What We Know
The virus: We know that this pandemic is an outbreak of a respiratory disease caused by a novel coronavirus. It was first detected in China and has now spread globally, including to the United States. Coronaviruses are a large family of viruses that are common in people and many different species of animals. In humans, several coronaviruses are known to cause respiratory infections, ranging from the common cold to more severe diseases such as Middle East respiratory syndrome (MERS) and severe acute respiratory syndrome (SARS).
Transmission: We also know that the disease can be transmitted from person to person through small droplets expelled from the nose or mouth of a person infected with COVID-19; these droplets are spread when the infected person coughs or exhales and can land on objects and surfaces nearby.

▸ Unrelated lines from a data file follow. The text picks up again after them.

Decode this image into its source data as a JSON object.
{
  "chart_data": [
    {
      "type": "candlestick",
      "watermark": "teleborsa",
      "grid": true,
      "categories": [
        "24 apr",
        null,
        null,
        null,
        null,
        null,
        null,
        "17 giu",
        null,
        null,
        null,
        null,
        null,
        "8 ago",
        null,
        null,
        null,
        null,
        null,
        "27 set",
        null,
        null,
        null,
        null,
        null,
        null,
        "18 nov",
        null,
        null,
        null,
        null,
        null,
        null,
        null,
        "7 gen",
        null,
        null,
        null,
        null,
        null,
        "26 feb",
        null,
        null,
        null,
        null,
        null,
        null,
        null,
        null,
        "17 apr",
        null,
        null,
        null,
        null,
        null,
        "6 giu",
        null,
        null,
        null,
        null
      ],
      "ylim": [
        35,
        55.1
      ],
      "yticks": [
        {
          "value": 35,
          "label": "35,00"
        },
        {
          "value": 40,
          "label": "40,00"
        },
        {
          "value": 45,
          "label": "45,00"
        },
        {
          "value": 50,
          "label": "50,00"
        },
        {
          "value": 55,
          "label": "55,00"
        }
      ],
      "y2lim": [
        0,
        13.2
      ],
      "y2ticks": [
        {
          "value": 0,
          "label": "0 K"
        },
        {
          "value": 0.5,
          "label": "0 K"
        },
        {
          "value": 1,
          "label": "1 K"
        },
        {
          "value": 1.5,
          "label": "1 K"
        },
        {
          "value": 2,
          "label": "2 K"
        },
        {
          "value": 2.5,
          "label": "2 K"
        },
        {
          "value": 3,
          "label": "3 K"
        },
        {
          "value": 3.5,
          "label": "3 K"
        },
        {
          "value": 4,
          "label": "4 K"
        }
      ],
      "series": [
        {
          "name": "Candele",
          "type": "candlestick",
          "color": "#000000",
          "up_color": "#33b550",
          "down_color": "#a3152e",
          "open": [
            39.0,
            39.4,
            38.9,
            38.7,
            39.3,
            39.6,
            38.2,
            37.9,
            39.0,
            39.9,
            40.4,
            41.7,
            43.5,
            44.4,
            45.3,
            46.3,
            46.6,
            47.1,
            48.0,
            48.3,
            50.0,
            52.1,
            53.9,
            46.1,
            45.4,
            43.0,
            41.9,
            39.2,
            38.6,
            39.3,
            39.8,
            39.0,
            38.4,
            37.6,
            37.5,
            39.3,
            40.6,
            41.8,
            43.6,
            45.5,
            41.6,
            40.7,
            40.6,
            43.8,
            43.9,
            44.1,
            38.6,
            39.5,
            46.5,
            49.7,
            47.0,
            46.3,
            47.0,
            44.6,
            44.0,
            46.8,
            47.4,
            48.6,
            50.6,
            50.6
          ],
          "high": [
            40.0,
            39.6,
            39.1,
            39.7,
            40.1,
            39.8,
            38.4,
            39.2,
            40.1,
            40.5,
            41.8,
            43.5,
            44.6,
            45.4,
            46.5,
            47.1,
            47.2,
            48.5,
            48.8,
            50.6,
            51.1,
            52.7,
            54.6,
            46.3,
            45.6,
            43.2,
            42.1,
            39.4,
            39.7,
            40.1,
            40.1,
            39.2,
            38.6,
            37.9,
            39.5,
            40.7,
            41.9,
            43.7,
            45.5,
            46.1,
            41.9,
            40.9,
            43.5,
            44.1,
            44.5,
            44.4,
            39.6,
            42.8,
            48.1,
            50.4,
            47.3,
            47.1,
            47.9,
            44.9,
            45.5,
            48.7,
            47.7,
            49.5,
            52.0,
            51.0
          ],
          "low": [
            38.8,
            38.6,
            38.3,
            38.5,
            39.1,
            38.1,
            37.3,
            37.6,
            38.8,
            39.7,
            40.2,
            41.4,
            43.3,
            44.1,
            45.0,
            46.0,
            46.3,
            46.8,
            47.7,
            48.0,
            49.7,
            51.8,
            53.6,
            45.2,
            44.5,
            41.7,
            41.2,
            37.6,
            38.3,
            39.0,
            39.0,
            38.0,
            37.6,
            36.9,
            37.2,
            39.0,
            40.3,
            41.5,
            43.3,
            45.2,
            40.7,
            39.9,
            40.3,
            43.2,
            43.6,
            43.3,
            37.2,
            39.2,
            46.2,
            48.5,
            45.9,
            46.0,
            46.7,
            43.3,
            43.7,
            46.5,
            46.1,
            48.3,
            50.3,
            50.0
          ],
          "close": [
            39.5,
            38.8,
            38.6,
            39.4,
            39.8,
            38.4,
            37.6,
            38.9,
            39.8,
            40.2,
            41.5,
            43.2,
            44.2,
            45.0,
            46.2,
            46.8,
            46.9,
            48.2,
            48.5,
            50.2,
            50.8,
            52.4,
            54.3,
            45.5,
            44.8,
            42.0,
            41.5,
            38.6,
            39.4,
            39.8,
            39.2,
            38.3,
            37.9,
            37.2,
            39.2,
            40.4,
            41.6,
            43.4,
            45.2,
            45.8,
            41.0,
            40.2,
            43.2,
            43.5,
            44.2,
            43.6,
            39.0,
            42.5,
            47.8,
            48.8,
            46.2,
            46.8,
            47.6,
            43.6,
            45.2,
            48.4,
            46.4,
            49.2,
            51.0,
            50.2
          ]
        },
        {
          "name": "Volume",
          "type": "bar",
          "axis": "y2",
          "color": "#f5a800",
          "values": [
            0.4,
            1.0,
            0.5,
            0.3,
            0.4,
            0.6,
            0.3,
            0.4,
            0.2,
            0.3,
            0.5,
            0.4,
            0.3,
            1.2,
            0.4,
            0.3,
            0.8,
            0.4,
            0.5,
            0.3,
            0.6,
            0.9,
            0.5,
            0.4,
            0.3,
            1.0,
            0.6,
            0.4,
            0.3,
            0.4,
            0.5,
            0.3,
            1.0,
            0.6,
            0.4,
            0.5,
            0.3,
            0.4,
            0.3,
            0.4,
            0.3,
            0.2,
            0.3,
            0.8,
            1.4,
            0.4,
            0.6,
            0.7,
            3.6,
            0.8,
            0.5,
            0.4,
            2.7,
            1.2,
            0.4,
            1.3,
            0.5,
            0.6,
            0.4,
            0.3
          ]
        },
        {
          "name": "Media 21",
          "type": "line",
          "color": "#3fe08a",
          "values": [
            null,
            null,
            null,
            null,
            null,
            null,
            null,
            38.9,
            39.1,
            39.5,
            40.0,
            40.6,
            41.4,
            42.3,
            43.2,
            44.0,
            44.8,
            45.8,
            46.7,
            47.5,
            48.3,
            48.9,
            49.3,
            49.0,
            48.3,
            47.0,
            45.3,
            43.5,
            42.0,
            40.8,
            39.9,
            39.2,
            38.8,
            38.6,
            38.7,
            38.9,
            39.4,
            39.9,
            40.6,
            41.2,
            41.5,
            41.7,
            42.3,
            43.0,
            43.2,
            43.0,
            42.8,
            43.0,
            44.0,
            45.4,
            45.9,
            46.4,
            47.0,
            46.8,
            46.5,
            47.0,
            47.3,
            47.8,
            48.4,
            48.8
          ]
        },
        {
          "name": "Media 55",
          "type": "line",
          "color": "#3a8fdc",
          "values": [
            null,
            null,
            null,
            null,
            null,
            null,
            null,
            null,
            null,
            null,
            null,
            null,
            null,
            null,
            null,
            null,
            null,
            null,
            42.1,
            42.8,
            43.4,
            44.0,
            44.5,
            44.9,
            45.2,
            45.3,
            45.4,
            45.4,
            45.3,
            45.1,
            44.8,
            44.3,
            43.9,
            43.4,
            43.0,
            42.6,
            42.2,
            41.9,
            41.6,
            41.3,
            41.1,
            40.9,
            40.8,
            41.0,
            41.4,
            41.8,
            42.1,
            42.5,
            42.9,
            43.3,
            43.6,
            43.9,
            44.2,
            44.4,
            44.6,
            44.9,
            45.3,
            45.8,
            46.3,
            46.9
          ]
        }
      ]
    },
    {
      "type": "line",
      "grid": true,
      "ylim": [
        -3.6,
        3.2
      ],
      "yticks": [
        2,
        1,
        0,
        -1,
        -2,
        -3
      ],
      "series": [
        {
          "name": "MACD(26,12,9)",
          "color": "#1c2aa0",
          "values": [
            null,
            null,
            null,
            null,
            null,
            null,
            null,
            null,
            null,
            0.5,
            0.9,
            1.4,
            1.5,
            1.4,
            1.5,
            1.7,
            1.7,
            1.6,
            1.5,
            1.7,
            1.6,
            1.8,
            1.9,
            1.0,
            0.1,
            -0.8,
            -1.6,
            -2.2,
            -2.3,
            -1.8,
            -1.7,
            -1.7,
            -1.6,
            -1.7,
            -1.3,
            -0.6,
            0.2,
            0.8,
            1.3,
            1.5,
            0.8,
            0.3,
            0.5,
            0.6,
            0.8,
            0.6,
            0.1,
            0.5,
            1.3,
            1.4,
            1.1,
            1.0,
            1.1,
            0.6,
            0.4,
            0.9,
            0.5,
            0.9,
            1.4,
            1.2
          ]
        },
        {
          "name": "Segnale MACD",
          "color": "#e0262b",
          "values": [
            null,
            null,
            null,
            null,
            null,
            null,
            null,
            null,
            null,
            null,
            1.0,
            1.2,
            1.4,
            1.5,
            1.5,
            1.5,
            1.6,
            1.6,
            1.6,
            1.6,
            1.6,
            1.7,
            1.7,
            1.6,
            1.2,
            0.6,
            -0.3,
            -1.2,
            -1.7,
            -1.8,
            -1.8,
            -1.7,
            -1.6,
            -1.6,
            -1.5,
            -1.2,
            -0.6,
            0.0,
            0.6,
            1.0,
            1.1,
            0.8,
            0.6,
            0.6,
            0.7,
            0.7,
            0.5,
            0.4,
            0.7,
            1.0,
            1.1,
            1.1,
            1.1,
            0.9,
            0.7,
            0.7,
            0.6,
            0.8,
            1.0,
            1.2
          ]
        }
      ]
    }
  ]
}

Other people can then catch COVID-19 by touching these objects or surfaces and then touching their eyes, nose, or mouth. People can also catch the disease if they breathe in the droplets.
Impact on food and water: Does the virus transmit via food or water? The current information from the U.S. Food and Drug Administration (FDA) says no, the virus is not transmitted via food or water.
However, the virus can survive on a surface for a day or longer (up to a week). It is inactivated by heat and common sanitizers such as chlorine and hydrogen peroxide. This stresses the importance of practicing good manufacturing practices (GMPs) and thorough cleaning and sanitation of food processing equipment and facilities. As per a March 20, 2020 FDA statement, “We are not aware of any reports at this time of human illnesses that suggest COVID-19 can be transmitted by food or food packaging. … However, it is always important to follow good hygiene practices (i.e., wash hands and surfaces often, separate raw meat from other foods, cook to the right temperature, and refrigerate foods promptly) when handling or preparing foods.”
The supply chain: The coronavirus is likely to disrupt the supply chain and influence ingredients and raw material supplies. While suppliers of ingredients and raw materials report little effect of the coronavirus epidemic on their ability to supply ingredients to food and beverage companies, it may be advisable for food companies to line up alternate suppliers that meet U.S. food safety requirements. Additionally, food companies should review their crisis management or emergency response plans to make sure they are prepared to handle any disruptions caused by pandemic.
Finally, protect yourself and others by following common-sense precautions: Wash your hands; stay home when sick; avoid crowds and practice social distancing; follow advice from the CDC, FDA, and your local health authorities; and follow the science— keep calm and wash your hands!
How will the pandemic affect food demand?
The 2008 financial crisis showed us what can happen when reduced income and uncertainty make people spend less and result in shrinking demand. Sales declined. So did production. Moreover, the most affected were forced to revert to negative coping strategies - such as selling of productive assets, less diverse diets, overfishing – to compensate for income constraints.
At the onset of the COVID-19 outbreak, there has been a significant increase in demand.